Staphylococcus aureus USA500 was used as the wild-type strain throughout the study. All strains used in this study are described in Table 1. The plasmid, pmx16, was constructed for continuous expression of exogenous genes. Briefly, primers pmx16-f and pmx16-r (Supplementary Table S1) were mixed, cooled from 72°C to 4°C, and ligated to one segment. The segment with multiple restriction sites was digested with KpnI and SacI (New England Biolabs, United States) and inserted into pCM29 (Pang et al., 2010) to replace the sGFP-encoding gene.

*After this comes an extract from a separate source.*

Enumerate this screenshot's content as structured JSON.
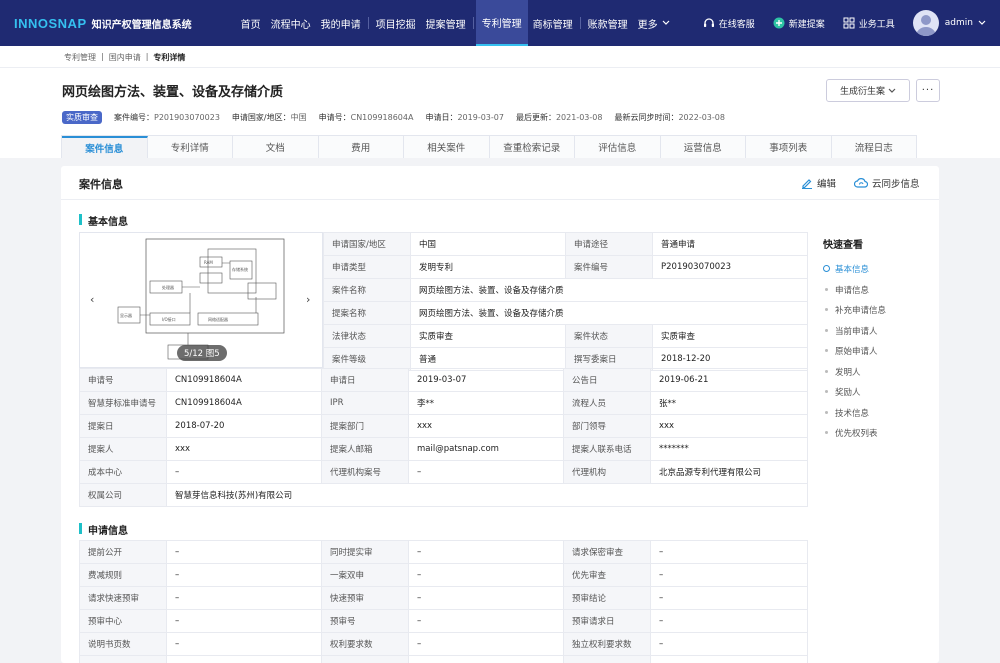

All strains were grown to the stationary phase, then diluted to 1:1,000 in 5 ml of TSB medium, and incubated at 37°C and 220 rpm. Among them, USA500∆hemA, USA500∆hemB was diluted to 7:1000 in 5 ml of TSB medium. Colony-forming units (CFU) were counted for the USA500, USA500∆hemA, USA500∆hemB, USA500∆hemA::pRB473-hemAX, and USA500∆hemB::pRB473-hemB strains at 0, 3, 6, 10, 16, 24, 36, and 48 h by plating 10 μl aliquots of 10-fold serial dilutions on TSA in triplicate. For the hemin complementation experiment, all strains were grown to the stationary phase, then diluted to 1:1,000 in 5 ml of TSB medium, and incubated at 37°C and 220 rpm. Hemin was added at a concentration of 5 μg/ml from the beginning of growth. All experiments were repeated three times.

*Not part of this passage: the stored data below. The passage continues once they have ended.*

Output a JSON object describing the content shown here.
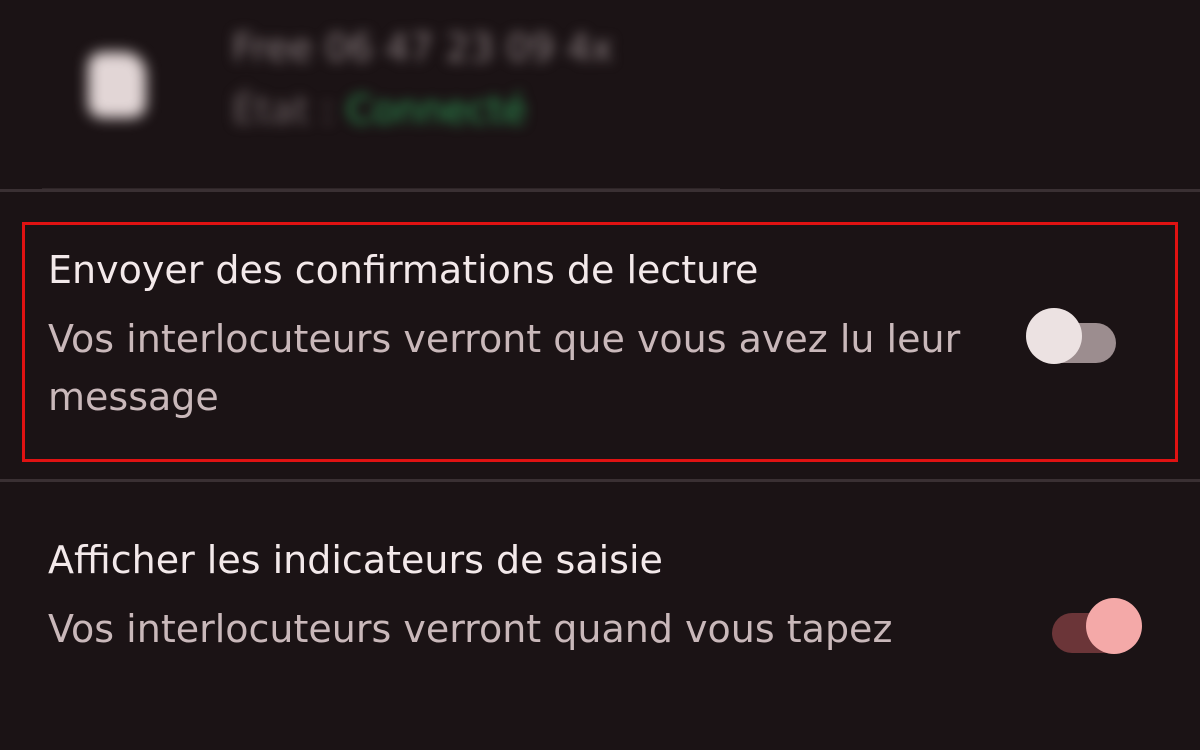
{
  "sim": {
    "name": "Free 06 47 23 09 4x",
    "status_label": "État :",
    "status_value": "Connecté"
  },
  "settings": [
    {
      "title": "Envoyer des confirmations de lecture",
      "description": "Vos interlocuteurs verront que vous avez lu leur message",
      "enabled": false
    },
    {
      "title": "Afficher les indicateurs de saisie",
      "description": "Vos interlocuteurs verront quand vous tapez",
      "enabled": true
    }
  ],
  "colors": {
    "background": "#1b1315",
    "highlight": "#e01212",
    "toggle_off_track": "#9c8d8f",
    "toggle_off_thumb": "#ece2e2",
    "toggle_on_track": "#6b3538",
    "toggle_on_thumb": "#f4a9a8",
    "connected_green": "#2e9a55"
  }
}
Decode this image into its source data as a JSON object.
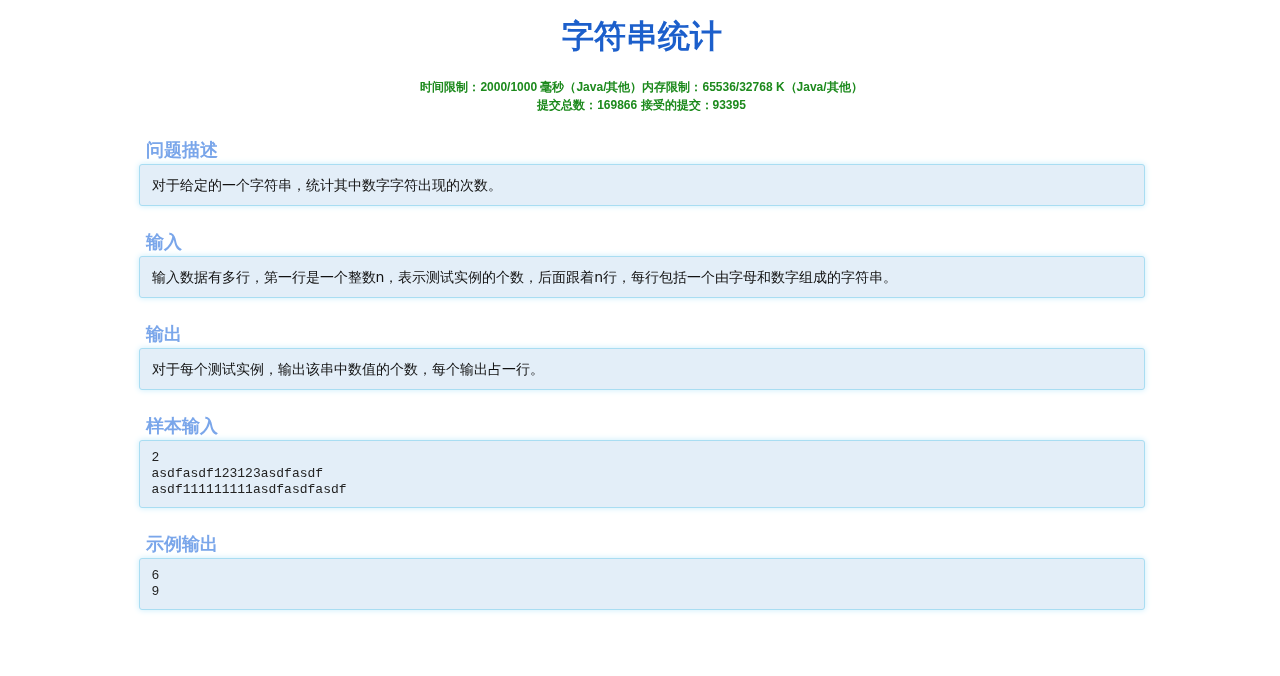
{
  "title": "字符串统计",
  "limits": [
    "时间限制：2000/1000 毫秒（Java/其他）内存限制：65536/32768 K（Java/其他）",
    "提交总数：169866 接受的提交：93395"
  ],
  "sections": [
    {
      "heading": "问题描述",
      "kind": "text",
      "body": [
        "对于给定的一个字符串，统计其中数字字符出现的次数。"
      ]
    },
    {
      "heading": "输入",
      "kind": "text",
      "body": [
        "输入数据有多行，第一行是一个整数n，表示测试实例的个数，后面跟着n行，每行包括一个由字母和数字组成的字符串。"
      ]
    },
    {
      "heading": "输出",
      "kind": "text",
      "body": [
        "对于每个测试实例，输出该串中数值的个数，每个输出占一行。"
      ]
    },
    {
      "heading": "样本输入",
      "kind": "code",
      "body": [
        "2",
        "asdfasdf123123asdfasdf",
        "asdf111111111asdfasdfasdf"
      ]
    },
    {
      "heading": "示例输出",
      "kind": "code",
      "body": [
        "6",
        "9"
      ]
    }
  ]
}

All strains were diluted to 1:100 in the stationary phase in a fresh TSB. Because of their slight growth deficiency, the USA500∆hemA, USA500∆hemB, USA500∆hemA::pRB473-hemAX, and USA500∆hemB::pRB473-hemB mutants were cultured for 28 h, while USA500 was cultured for 24 h so that all of them reached an equivalent stationary phase. The final bacterial concentration was adjusted to the same level (approximately 1 × 10⁹ CFU/ml) to minimize the quorum sensing influence on the persister assay. After centrifugation, 1 × 10⁹ CFU of the stationary phase bacteria were resuspended in 1 ml of TSB and incubated under different stress conditions, including heat (57°C, 3 h), acid (pH 3.0, 48 h), oxidative stress (50 mM H₂O₂; 3 h), and ciprofloxacin (400 μg/ml, 7 days). Aliquots were withdrawn from each treatment at different time points, and live bacteria were counted as described above. For the hemin complementation experiment, hemin was added at a concentration of 5 μg/ml from the beginning of growth before all kinds of treatment. The bacterial load detection limit was 10¹ CFU. All the experiments were replicated at least three times. Because USA500∆hemA and its derivatives were very sensitive to all stresses, to compare their differences, the heat and oxidative stress conditions were changed to 55°C and 10 mM H₂O₂, respectively.

The previously constructed transposon mutant library was further screened for mutants vulnerable to levofloxacin (12.5 μg/ml) under the same conditions (Li et al., 2009; Wang et al., 2015). The transposon mutants were identified using two rounds of inverse PCR, as described previously (Wang et al., 2015).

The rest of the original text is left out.